The evolution of infant mortality in Chile is also pretty interesting. When
Frei Montalva took office in 1964, more than 100 children died out of every
1000 that had been born, a rate that had dropped to about 80 when Frei
handed over the presidential sash in 1970. By the time Allende was
overthrown, his administration had achieved a further reduction to about 66
per 1000. Now comes the surprise, a bit of data I simply didn't believe
when I first heard it, but which has been confirmed by every source I've
looked at since. The Pinochet dictatorship achieved a drastic reduction in
infant mortality, despite the highly regressive redistribution of income
its economic policies promoted. In 1982, Chile reported an infant mortality
rate of 23.6 deaths per 1000 life births, and in 1989, it was reported at
22. The rate for 1999 is about 10 deaths per 1000 life births, which
compares very favorably to the US rate of 6.3. Again, major progess is this
critical indicator at the same time the capitalist revolution is taking place.

===

Javier Martinez and Alvaro Diaz argue in _Chile: the Great Transformation_
(Geneva and New York: United Nations and the Brookings Institute, 1996)
that an independent capitalist class had not yet emerged in Chile as of
1990, but they leave open the possibility that it could emerge during the
1990s. I think any contemporary analysis of Chile has to acknowledge that
that possibility became reality, the country does now have a recognizably
autonomous national bourgeoisie. Ricardo Lagos promised when he won the
primary elections a few months back that Chile would be a developed country
by the time he finishes his presidency in 2006; another way of saying it
would be that with its capitalist revolution Chile has moved (or is in
motion) from periphery to center, from Third World to First.

Wow. Wonder what Gunder Frank would say to that? Or Jim Blaut, for that
matter...

===

To sum up, I think the development of European capitalism is separable from
the European conquest of America.
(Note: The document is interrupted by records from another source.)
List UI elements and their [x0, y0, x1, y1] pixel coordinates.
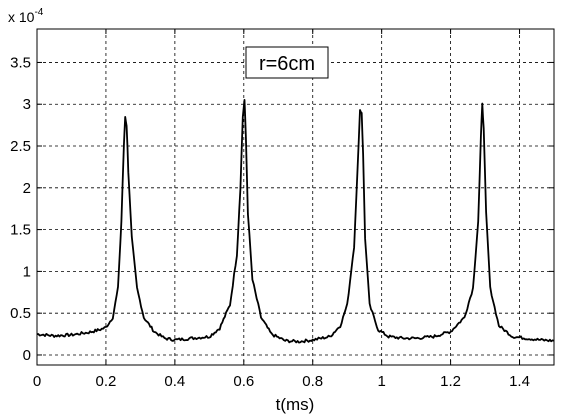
x-tick-label: 1.2: [440, 373, 461, 390]
annotation-box: r=6cm: [245, 46, 329, 79]
y-tick-label: 3: [23, 96, 31, 113]
series-line: [36, 99, 555, 344]
x-tick-label: 1.4: [509, 373, 530, 390]
x-tick-label: 0.6: [233, 373, 254, 390]
x-tick-labels: 0 0.2 0.4 0.6 0.8 1 1.2 1.4: [33, 373, 530, 390]
y-tick-label: 2.5: [10, 138, 31, 155]
x-tick-label: 0.8: [302, 373, 323, 390]
y-tick-label: 1: [23, 263, 31, 280]
annotation-text: r=6cm: [259, 53, 315, 75]
x-tick-label: 1: [377, 373, 385, 390]
y-tick-label: 3.5: [10, 54, 31, 71]
x-tick-label: 0.4: [164, 373, 185, 390]
x-axis-label: t(ms): [276, 395, 315, 414]
plot-area: [37, 29, 554, 365]
x-tick-label: 0.2: [96, 373, 117, 390]
y-tick-labels: 0 0.5 1 1.5 2 2.5 3 3.5: [10, 54, 31, 364]
y-tick-label: 2: [23, 180, 31, 197]
plot-frame: [36, 28, 555, 366]
y-tick-label: 0.5: [10, 305, 31, 322]
y-tick-label: 1.5: [10, 222, 31, 239]
x-tick-label: 0: [33, 373, 41, 390]
y-tick-label: 0: [23, 347, 31, 364]
y-exponent-label: x 10-4: [8, 7, 44, 25]
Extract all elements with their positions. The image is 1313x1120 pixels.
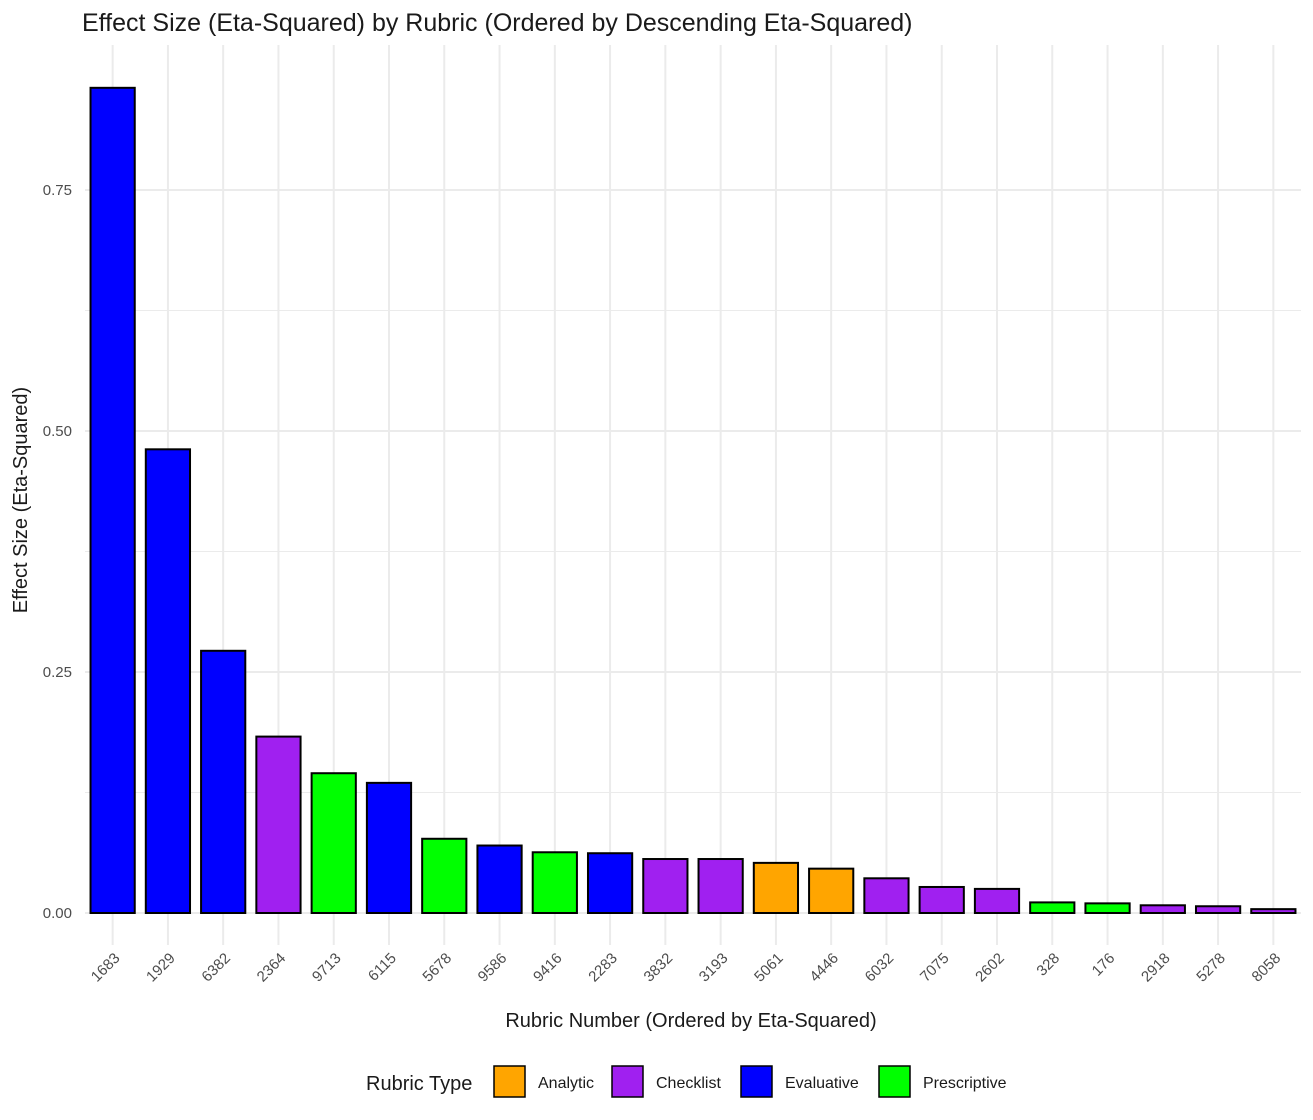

Capitalism began its development in
Europe before 1492, fundamentally out of domestic features pertaining to
the collapse of feudalism, but the conquest occurred not because Europe was
economically (or culturally, or technologically) more advanced than America
(the evidence suggests it was not), but rather because Europe belonged to a
larger epidemiological community than did America, and therefore the
European conquerors enjoyed the overwhelming advantage of their invisible
microbial allies. _After_ the conquest, colonial domination over America
did make European capitalism stronger than the other capitalisms with which
it was already in contact, capitalisms which, up until the eighteenth
century or so, Europe had been unable to defeat.